- Episode no.: Season 19 Episode 18
- Directed by: Chuck Sheetz
- Written by: Daniel Chun
- Production code: KABF11
- Original air date: May 4, 2008

Guest appearances
- Jim Jarmusch as himself; John C. Reilly as himself;

Episode features
- Couch gag: The family is a pop-up in a picture book.
- Commentary: Matt Groening; Al Jean; Matt Selman; Mike Scully; Tom Gammill; Max Pross; David Silverman;

Episode chronology
| ← Previous "Apocalypse Cow" | Next → "Mona Leaves-a" |
- The Simpsons season 19

= Any Given Sundance =

"Any Given Sundance" (a play on the title of the film Any Given Sunday, but otherwise unrelated) is the eighteenth episode of the nineteenth season of the American animated television series The Simpsons. It originally aired on the Fox network in the United States on May 4, 2008. The episode was directed by Chuck Sheetz and written by Daniel Chun. It guest-starred Jim Jarmusch and John C. Reilly as themselves. After Lisa enters a film about her family into the Sundance Film Festival, Homer, Marge, Bart, and Maggie are appalled by the candid behind-the scenes look at their family. Meanwhile, Principal Skinner and Superintendent Chalmers decide to enter the movie business.

==Plot==
The Simpson family heads to a tailgate party, and while Homer and Bart steal other tailgaters' food, Lisa busies herself by filming the events for a school project, and notices life in its own perspective. Lisa shows the film to her teacher, who reviews her film and says he enjoys it, but gives it a 3 out of 5. When she complains to Principal Skinner, who has a secret cinema passion, he tells her a good film should have plenty of drama. Lisa concludes that the only true source of drama is her family, which Skinner understands, knowing Bart. With Skinner granting her access to the school's A/V equipment, Lisa begins to film her family doing their everyday activities.

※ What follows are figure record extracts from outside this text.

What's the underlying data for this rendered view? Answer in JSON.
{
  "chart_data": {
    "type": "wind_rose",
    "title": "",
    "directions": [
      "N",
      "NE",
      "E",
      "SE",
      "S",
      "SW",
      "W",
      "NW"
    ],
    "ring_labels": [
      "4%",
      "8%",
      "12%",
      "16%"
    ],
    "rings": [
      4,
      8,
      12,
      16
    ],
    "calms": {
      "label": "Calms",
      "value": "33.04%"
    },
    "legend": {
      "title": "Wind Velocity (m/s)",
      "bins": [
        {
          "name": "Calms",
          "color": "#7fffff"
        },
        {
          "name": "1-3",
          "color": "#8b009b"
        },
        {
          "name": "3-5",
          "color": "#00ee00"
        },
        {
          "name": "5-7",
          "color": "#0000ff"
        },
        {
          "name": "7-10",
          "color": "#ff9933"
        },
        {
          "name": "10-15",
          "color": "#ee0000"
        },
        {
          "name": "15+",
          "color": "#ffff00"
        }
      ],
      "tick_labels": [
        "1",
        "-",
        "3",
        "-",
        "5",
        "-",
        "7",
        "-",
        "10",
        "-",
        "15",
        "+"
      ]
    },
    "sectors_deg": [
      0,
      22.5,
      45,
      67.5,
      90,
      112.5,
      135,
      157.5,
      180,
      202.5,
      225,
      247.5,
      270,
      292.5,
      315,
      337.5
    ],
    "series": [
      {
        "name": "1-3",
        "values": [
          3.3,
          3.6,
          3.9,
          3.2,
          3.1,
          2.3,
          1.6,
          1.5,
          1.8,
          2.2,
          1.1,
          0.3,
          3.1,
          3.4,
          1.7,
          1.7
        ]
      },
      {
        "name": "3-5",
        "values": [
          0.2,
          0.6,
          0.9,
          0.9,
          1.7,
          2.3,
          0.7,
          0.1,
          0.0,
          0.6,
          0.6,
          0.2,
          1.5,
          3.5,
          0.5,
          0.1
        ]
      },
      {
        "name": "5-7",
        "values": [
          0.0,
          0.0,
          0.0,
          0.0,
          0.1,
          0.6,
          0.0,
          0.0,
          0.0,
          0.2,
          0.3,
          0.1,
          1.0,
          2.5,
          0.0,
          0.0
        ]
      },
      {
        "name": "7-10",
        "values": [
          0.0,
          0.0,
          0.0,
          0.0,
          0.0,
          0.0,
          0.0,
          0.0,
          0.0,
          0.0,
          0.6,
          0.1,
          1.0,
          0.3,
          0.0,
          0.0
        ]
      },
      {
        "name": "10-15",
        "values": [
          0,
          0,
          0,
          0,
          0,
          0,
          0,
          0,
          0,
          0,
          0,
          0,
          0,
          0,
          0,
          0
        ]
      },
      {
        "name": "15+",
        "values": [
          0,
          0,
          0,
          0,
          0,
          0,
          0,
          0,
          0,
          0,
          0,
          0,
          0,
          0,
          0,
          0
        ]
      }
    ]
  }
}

Superintendent Chalmers takes notice of Lisa's filmmaking and convinces Skinner to enter Lisa's film in the Sundance Film Festival. The Sundance organizers agree to premiere Lisa's film, as she is an intellectual misfit, and her movie is not a mainstream production. Lisa's movie, Capturing the Simpsons (a play on the title of the Sundance documentary Capturing the Friedmans) is accepted. When the family learns Lisa's film had been accepted, they all go to Park City, Utah, anxious to see the premiere of the film. Capturing the Simpsons, produced by "Chalmskinn Productions" begins. Lisa shows her family in all of its dysfunction. Audience members begin making sour remarks about her family. One scene features Bart breaking dishes and Homer walking in with bare feet. Marge cleans up after them and Lisa wishes her a "Happy Birthday," embarrassing the entire family. The film ends, and receives a standing ovation. Homer, Marge, Bart and Maggie are all appalled at how Lisa portrayed them in the film.

Comic Book Guy posts a glowing review of the film on his blog, which attracts worldwide attention and leads to some film distributors negotiating with Skinner and Chalmers to buy Lisa's movie. Meanwhile, Lisa's family realize others hate them because of the way they were portrayed in the film (with one person of the original audience going as far as to swear Maggie's death), and approach the family and ask them to act the way they did in the film. Lisa feels sorry for what she did to the family, and while deep in thought, Jim Jarmusch approaches her and says he can relate because his movies are also about "social misfits experiencing the dark side of the American dream". Lisa however, feels that she may have subconsciously humiliated her family on purpose. He tells her the answer to her question of whether or not her family will forgive her can be found in a film: Life Blows Chunks, a documentary by Nelson Muntz which had been in production by Chalmskinn Productions at the same time as Lisa's film. It shows Nelson's struggling life, where Mrs. Muntz is a thief and drinks heavily. When his film ends, Lisa learns that although her family may embarrass her or infuriate her, there are other families with tougher problems. She apologizes to her family, and they gratefully forgive her. Nelson and Mrs. Muntz, who are now in the spotlight, enjoy the attention.

During the tag scene, Skinner and Chalmers meet John C. Reilly, who unsuccessfully tries to audition for Chalmskinn's next movie, Ghost Willie.

==Reception==
Robert Canning of IGN gave the episode a 6.8 out of 10. He liked the joke but thought the episode "told a less than engaging story."

Richard Keller of TV Squad called "Any Given Sundance" a "so-so episode" and said "it just had the feeling of one of those installments where you look up and the show is over. And, the bad thing is you really don't remember what happened". His favorite part of the episode was Nelson's documentary which he compared to that of Barney Gumble in "A Star Is Burns".

"Any Given Sundance" was watched by 6.18 million people during its first airing on May 4, 2008.

In 2012, Matt Zoller Seitz considered the episode one of the many "flashes of greatness" in The Simpsons later years after 2000, stating that "Season nineteen's 'Any Given Sundance'... should be required viewing in film schools."